Anyway, this worked out well since yesterday was The Day They Came to Remove the Tree. There was an old tree that had been devoured by termites and had fallen in the back yard, probably several years before we came to own the place. This would be a very easy thing for anybody with a chain saw to remove. However, there was a catch: a 40-foot clothesline tower.

For those of you who don't know, or who haven't been over to Abby's backyard, in the olden days, people dried their laundry on clotheslines. To facilitate this for upper-floor tenants, a ladder-like device was erected at the far end of the yard with pulleys attached for each floor. I'm not sure how people originally attached the lines (I guess some poor kid had to shimmy up the ladder with a rope in his teeth) and voila, you had a place to hang out your wet socks.

Since the advent of the commercial and/or residential laundry facilities, clothesline tower fell into disuse. Ours in particular suffered from obsolescence, the previous owners let it rust so bad its base supports rusted through. So at some point somebody moved it to the side, threading it through the phone lines and letting the top rest again the branches of the tree in the adjacent yard.

So not only was there a tree to remove, but it was partially leaning on this giant, rusty, steel tower thing which was precariously balanced between a couple of thin branches and the phone lines for half the neighborhood (all the more reason to go to cellular phones). I had no idea who to call to take care of this, but when the tree guy came over he said, "Eh, we do this all the time." It took them about 2 hours to do the bulk of the work.

The tree was gone before I even noticed. They also pruned back several other trees that were threatening other cables, as well as a bunch of vines. Work was momentarily stopped when they asked me to look up pictures of poison ivy and oak to make sure the vines weren't poisonous. I inwardly chuckled, I mean really, poison ivy here? Please. So I printed out some pictures of it to compare and they continued clearing it away.

The clothesline tower also came down without much trouble, they just slid it out from between the cables (I think they did break a couple of small branched in the tree). once they had it down they cut it into a couple of pieces and threw it on the truck, like it was nothing. It was especially helpful that our home abuts a church yard, so they were able to back their truck right up to the back fence of our yard.

They took most of the big stuff, leaving the green wood to dry out for a couple of days. They come back tomorrow to take the rest of it, plus all the leftover wood from my studio project. I'm trying to pick out some of the 2x4s or whatever I might want to keep. But it's a joy to ditch most of that stuff, as it has been taking up so much space in the cellar.
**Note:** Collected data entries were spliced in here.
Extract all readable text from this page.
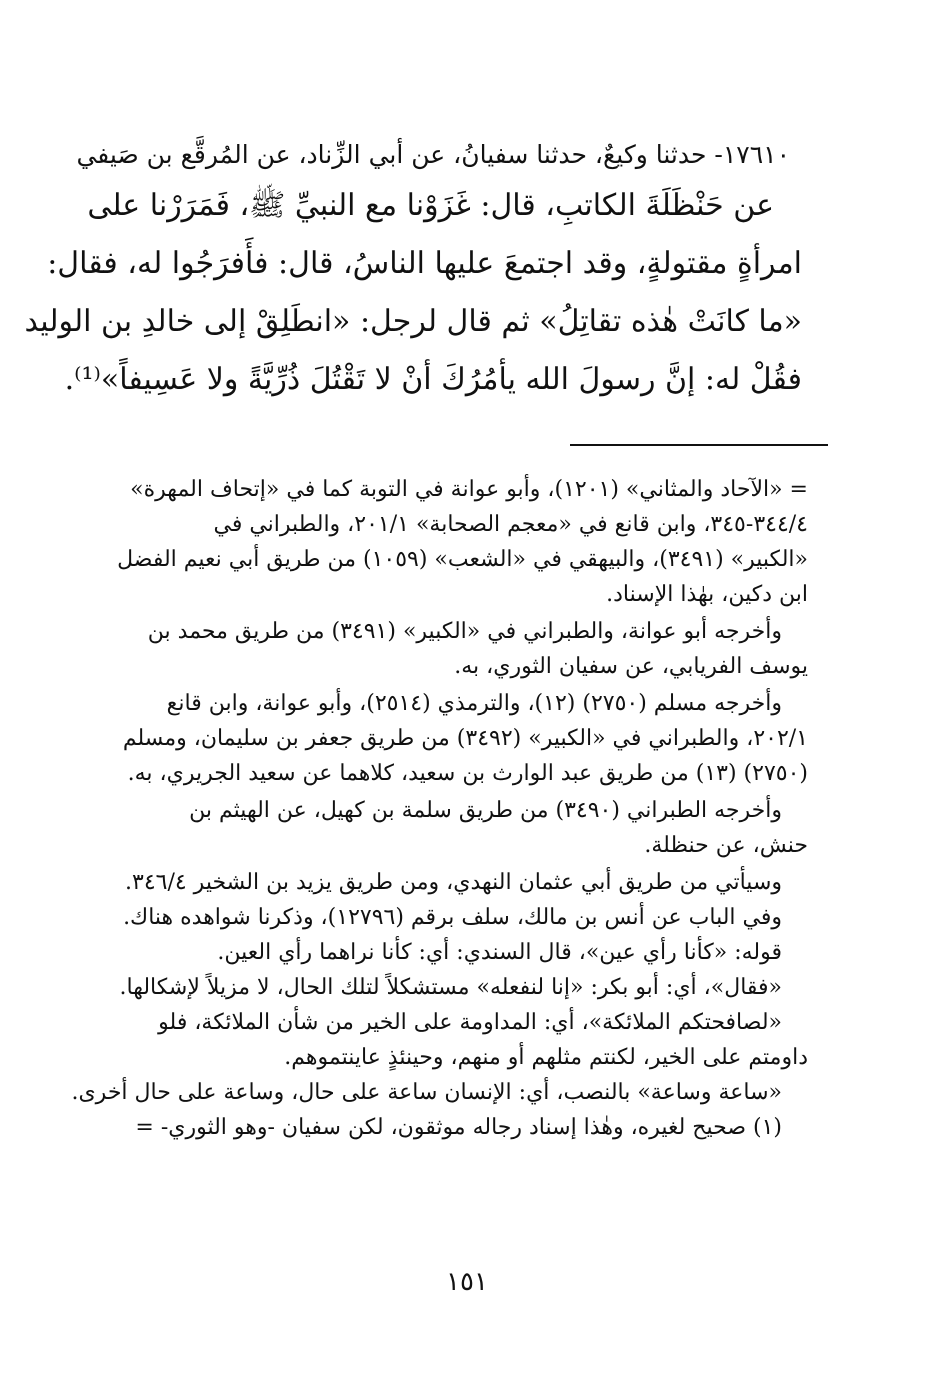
١٧٦١٠- حدثنا وكيعٌ، حدثنا سفيانُ، عن أبي الزِّناد، عن المُرقَّع بن صَيفي
عن حَنْظَلَةَ الكاتبِ، قال: غَزَوْنا مع النبيِّ ﷺ، فَمَرَرْنا على
امرأةٍ مقتولةٍ، وقد اجتمعَ عليها الناسُ، قال: فأَفرَجُوا له، فقال:
«ما كانَتْ هٰذه تقاتِلُ» ثم قال لرجل: «انطَلِقْ إلى خالدِ بن الوليد
فقُلْ له: إنَّ رسولَ الله يأمُرُكَ أنْ لا تَقْتُلَ ذُرِّيَّةً ولا عَسِيفاً»⁽¹⁾.
= «الآحاد والمثاني» (١٢٠١)، وأبو عوانة في التوبة كما في «إتحاف المهرة»
٣٤٤/٤-٣٤٥، وابن قانع في «معجم الصحابة» ٢٠١/١، والطبراني في
«الكبير» (٣٤٩١)، والبيهقي في «الشعب» (١٠٥٩) من طريق أبي نعيم الفضل
ابن دكين، بهٰذا الإسناد.
وأخرجه أبو عوانة، والطبراني في «الكبير» (٣٤٩١) من طريق محمد بن
يوسف الفريابي، عن سفيان الثوري، به.
وأخرجه مسلم (٢٧٥٠) (١٢)، والترمذي (٢٥١٤)، وأبو عوانة، وابن قانع
٢٠٢/١، والطبراني في «الكبير» (٣٤٩٢) من طريق جعفر بن سليمان، ومسلم
(٢٧٥٠) (١٣) من طريق عبد الوارث بن سعيد، كلاهما عن سعيد الجريري، به.
وأخرجه الطبراني (٣٤٩٠) من طريق سلمة بن كهيل، عن الهيثم بن
حنش، عن حنظلة.
وسيأتي من طريق أبي عثمان النهدي، ومن طريق يزيد بن الشخير ٣٤٦/٤.
وفي الباب عن أنس بن مالك، سلف برقم (١٢٧٩٦)، وذكرنا شواهده هناك.
قوله: «كأنا رأي عين»، قال السندي: أي: كأنا نراهما رأي العين.
«فقال»، أي: أبو بكر: «إنا لنفعله» مستشكلاً لتلك الحال، لا مزيلاً لإشكالها.
«لصافحتكم الملائكة»، أي: المداومة على الخير من شأن الملائكة، فلو
داومتم على الخير، لكنتم مثلهم أو منهم، وحينئذٍ عاينتموهم.
«ساعة وساعة» بالنصب، أي: الإنسان ساعة على حال، وساعة على حال أخرى.
(١) صحيح لغيره، وهٰذا إسناد رجاله موثقون، لكن سفيان -وهو الثوري- =
١٥١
Before the tree guys showed up, I let the cats run around the yard. Despite the fact that there is no fence between our yard and the neighbors, there are tall fences around the perimeter of the two, so I haven't worried much about the cats escaping. Well, at some point I realized that Freddy was nowhere to be found. Indeed, long after the tree people had decamped, I peered over a fence and spied her sitting under an old Schwinn in the church's yard. I plied her with cat food to no avail. I feared she would return to her stray-cat, bird-killin' ways.

It was at this time I realized there in fact was a thatch of poison ivy growing out of the corner fence. Jesus Christ! I don't know how to get rid of it, should I just spray it with weed killer? I kind of want to get rid of it before the guys come back for the rest of the debris, cuz they said they don't wanna get near it, lest treeman Tony ruin his momentous birthday plans for the weekend.

At about 9:15, Freddy strolled back inside. She's still not any nicer to us, but she knows where she lives at least. Here's an album documenting some of the day's activities.

Addendum: Here's a pretty cool page about an archaeological dig in a Brooklyn back yard that has pretty much the only reference I could find about clothesline towers (their was half the size of ours and apparently not sitting between phone cables).